The message also establishes the type parameters <S, D>, which represent the scalar field element type and the density bit-vector type respectively. These generic parameters hint at the templated C++ implementation underneath, but more importantly, they tell the assistant that the C++ code operates on raw scalar pointers — not on any GPU-specific memory type.

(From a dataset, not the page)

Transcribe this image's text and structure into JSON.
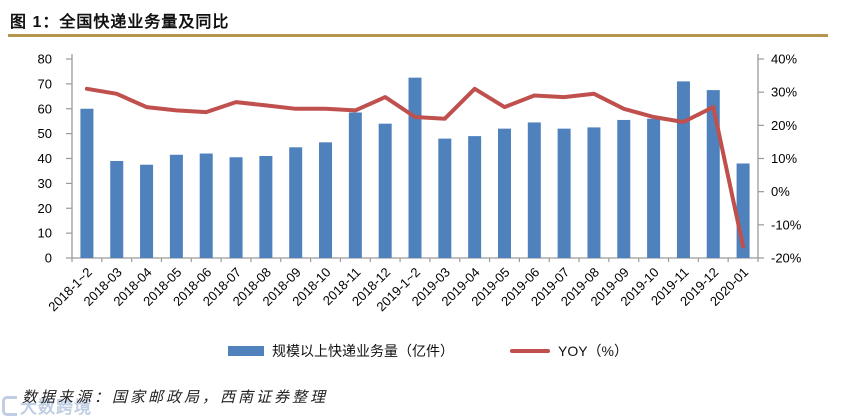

For the broader investigation, this message provides the crucial data point that the a/b/c vectors are standard heap allocations. Combined with the user's PCIe interleaving hint and the timing data showing 2–3 seconds of unexplained overhead per partition, this points directly to the H2D transfer as the bottleneck. The assistant will later confirm this by adding timing instrumentation around execute_ntts_single and observing that the ntt_kernels phase varies wildly from 287ms to 8918ms depending on memory bandwidth contention from concurrent synthesis threads.
The Broader Significance
Message [msg 3018] is a turning point in the investigation. Before this message, the assistant was operating with incomplete information about the C++ layer, forced to infer behavior from timing metrics alone. After this message, the assistant has the concrete function signature and can reason about memory transfer patterns with precision. The next messages in the session show the assistant digging into the C++ implementation, adding timing instrumentation around specific phases, and eventually identifying the H2D transfer as the root cause.
This message also exemplifies a crucial debugging principle: when high-level instrumentation cannot explain a performance anomaly, you must descend to the boundary layer where your code meets the foreign system. The Rust-side timing showed that the CPU was not the bottleneck. The user's hint about interleaving suggested the PCIe transfer path. Reading the FFI signature was the bridge between these two insights — the moment where the assistant connected the "what" (50% GPU utilization) to the "where" (the a/b/c vector transfer) and eventually to the "why" (standard heap allocations preventing direct DMA).
In the end, the solution would be a zero-copy pinned memory pool: a PinnedPool struct backed by cudaHostAlloc buffers, integrated with the MemoryBudget system, and wired into bellperson's ProvingAssignment so that the a/b/c vectors are synthesized directly into DMA-able memory. But that solution was only possible because the assistant first understood exactly what data crossed the FFI boundary — and that understanding began with a single read command in message [msg 3018].